Para acumular o que o PR ganha num ano – 1.596.600, 00 meticais –, quem aufira o mais baixo salário na função pública, fixado em 2.345, 00 meticais, precisaria de trabalhar 57 anos, sem usar nenhum tostão do que aufere mensalmente. Um trabalhador do ramo de construção que se encontre na mesma situação (1.909,00 meticais/mês), precisaria de trabalhar 70 anos…
As regalias de Guebuza e sua equipa
Além de salários, Armando Guebuza e sua equipa possuem regalias, de entre as quais se destacam o valor que lhes é disponibilizado para as despesas de representação, para empregados domésticos, telefone fixo e água e luz. Aliás, o PR, o PM e os governadores não possuem tectos, diferentemente do que sucede com os ministros, vice-ministros e governadores provinciais.

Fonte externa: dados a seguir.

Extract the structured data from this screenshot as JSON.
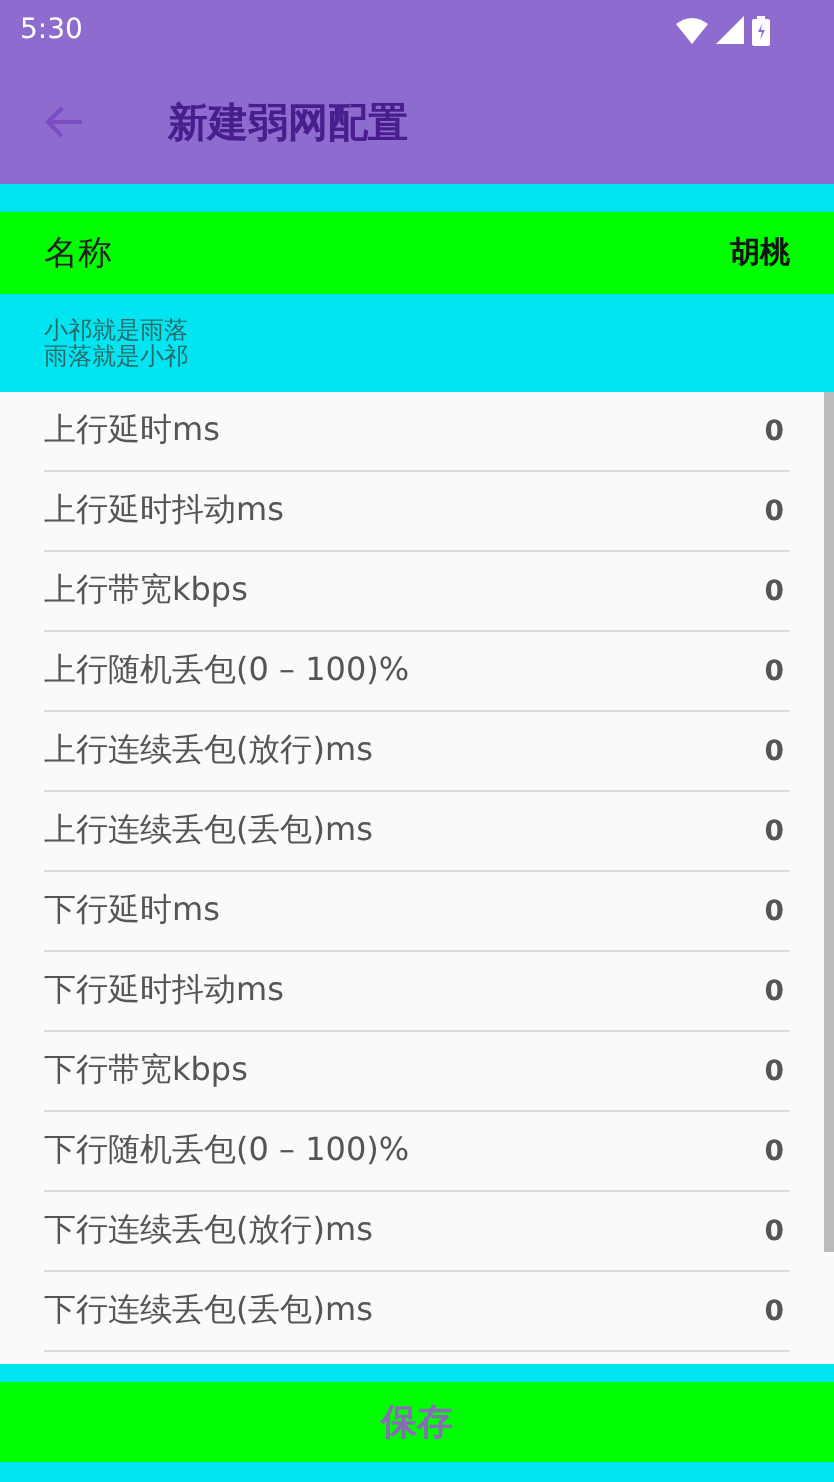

Mensalmente, um ministro tem 22.393,00 meticais para despesas de representação, 3.101,00 meticais para empregados domésticos, 4.455,00 meticais para telefone fixo e 2.473,00 para água e luz. Em termos de regalias, o vice-ministro está na mesma posição com o ministro.
Estes são, de resto, os dados constantes da “Tabela B”, também anexa ao não publicitado e/ou tornado público despacho presidencial que aprova salários e regalias para ‘figuras da elite’ governamental e estadual.
Fora do que consta da “Tabela B”, os ministros e vice-ministros possuem tantas outras regalias, como seja viaturas de campo e familiar e respectivo combustível, assistência médica e medicamentosa em clínicas privadas, telefone celular, e por ai além. Há três anos, um jornal moçambicano reportou gastos em telemóvel da ministra do Trabalho, Helena Taipo, que ultrapassaram, num desses meses, os 100 mil meticais.
Em 60 meses, cada ministro e cada vice-ministro recebe, de regarias referentes a despesas de representação, empregados domésticos, telefone fixo e água e luz aproximadamente dois milhões de meticais (1.945.320, 00 meticais). Em cinco anos, os 28 ministros e 23 ministros custariam aos cofres de Estado somente com estas quatro ‘linhas’ de regalias, cerca de 100 milhões de meticais (99.211.320, 00).
Na mesma escala com os ministros e vice-ministros no tocante a regalias, se encontram os presidentes do Tribunal Supremo, do Tribunal Administrativo e do Conselho Constitucional, mais os [seus] juizes conselheiros. O PGR e o seu vice e adjuntos, os reitores das universidades públicas e seus vices, o chefe da Casa Militar, o director-geral do SISE, o chefe do Estado Maior General das FADM e o comandante geral da PRM têm direito ao mesmo bolo.
Os que constam da “Tabela C”, de entre os quais se destacam o inspector e o secretário do Estado, o adido de imprensa do PR, o reitor e vice-reitor do Instituto Superior de Relações Internacionais, reitor e vice-reitor da Academia Militar e o presidente do Fundo Bibliográfico de Língua Portuguesa têm de regalias mensais 18.916, 00 meticais para
“representação”, 2.041,00 para empregados domésticos, 3.850,00 para telefone fixo e 1.900, 00 para água e luz.